Famílias das 21 vítimas
Todos os anos, parentes e amigos homenageiam os 21 engenheiros e técnicos do DCTA de São José dos Campos, com uma queima de fogos – às 13h23, horário do acidente –, seguida do oração.

Nova TMI

O acidente levou à adoção de novas medidas de segurança no centro de lançamento. Inaugurada em 2012, a nova TMI promete ser mais segura. Ao redor da torre de 33 metros de altura e mais de 380 toneladas, uma extensa fiação garante corrente elétrica para um dos estágios da plataforma do veículo lançador de satélites.

A área foi projetada e construída com concreto armado, tudo para evitar problemas como o que ocorreu em 23 de agosto de 2003, quando houve um incêndio plataforma e, em menos de dez segundos, a temperatura chegou a quase 3,5 mil °C.

Novo acidente

Em novembro de 2015, um novo acidente assustou moradores de Alcântara. Um foguete suborbital modelo VS-40M V3, construído no DCTA de São José dos Campos, explodiu no momento do lançamento.

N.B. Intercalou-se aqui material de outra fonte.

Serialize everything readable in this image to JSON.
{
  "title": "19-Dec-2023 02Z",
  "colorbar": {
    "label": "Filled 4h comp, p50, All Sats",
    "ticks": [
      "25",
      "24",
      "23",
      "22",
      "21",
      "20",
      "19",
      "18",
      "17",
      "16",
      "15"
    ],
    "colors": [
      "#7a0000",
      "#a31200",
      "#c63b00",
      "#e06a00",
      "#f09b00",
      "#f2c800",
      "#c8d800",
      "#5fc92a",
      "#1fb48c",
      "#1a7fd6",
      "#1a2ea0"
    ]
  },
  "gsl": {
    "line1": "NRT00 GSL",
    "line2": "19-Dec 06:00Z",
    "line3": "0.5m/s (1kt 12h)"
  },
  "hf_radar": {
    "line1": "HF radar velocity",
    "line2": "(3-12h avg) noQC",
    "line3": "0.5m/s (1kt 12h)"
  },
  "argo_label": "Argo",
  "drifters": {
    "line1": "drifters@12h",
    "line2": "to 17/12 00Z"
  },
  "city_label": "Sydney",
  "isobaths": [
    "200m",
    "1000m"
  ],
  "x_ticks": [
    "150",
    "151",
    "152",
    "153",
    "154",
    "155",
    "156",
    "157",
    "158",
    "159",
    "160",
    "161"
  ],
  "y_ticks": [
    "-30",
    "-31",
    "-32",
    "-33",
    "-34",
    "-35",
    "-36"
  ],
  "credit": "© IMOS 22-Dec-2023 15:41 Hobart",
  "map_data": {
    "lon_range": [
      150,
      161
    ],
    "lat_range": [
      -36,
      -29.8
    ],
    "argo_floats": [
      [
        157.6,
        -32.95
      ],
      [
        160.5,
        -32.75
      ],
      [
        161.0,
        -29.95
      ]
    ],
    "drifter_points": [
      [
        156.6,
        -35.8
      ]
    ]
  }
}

Todo o foguete foi perdido e a estrutura de lançamento danificada. O lançamento fazia parte da Operação São Lourenço.

A plataforma levaria ao espaço um componente do Sistema de Navegação (Sisnav), denominado Sistema de Medição Inercial (Sismi), acompanhado de um GPS de aplicação espacial desenvolvido pela Universidade Federal do Rio Grande do Norte (UFRN) – em cooperação com o Instituto de Aeronáutica e Espaço (IAE) e apoio da Agência Espacial Brasileira (AEB) –, ainda em fase de qualificação.

Centro de lançamento

Unidade da Força Aérea Brasileira (FAB) no Maranhão, o CLA foi construído para ser ponto de lançamento de foguetes científico-tecnológicos pela localização geográfica estratégica, já que não era possível a ampliação do Centro de Lançamento da Barreira do Inferno (CLBI) de Natal (RN), que sofria processo de expansão urbana na época. A fundação ocorreu no dia 1º de março de 1983, assinada por João Figueiredo.

A escolha da cidade histórica de Alcântara foi motivada pela proximidade com a Linha do Equador, que catalisa o impulso dos lançadores, economizando combustível utilizado nos foguetes.

Até o desenvolvimento do VLS, foram necessários 20 anos de pesquisa e aprofundamento. Nos últimos anos, a retomada do desenvolvimento do veículo espacial que coloque um satélite nacional na órbita do planeta Terra com o impulso de parcerias internacionais foi acelerada.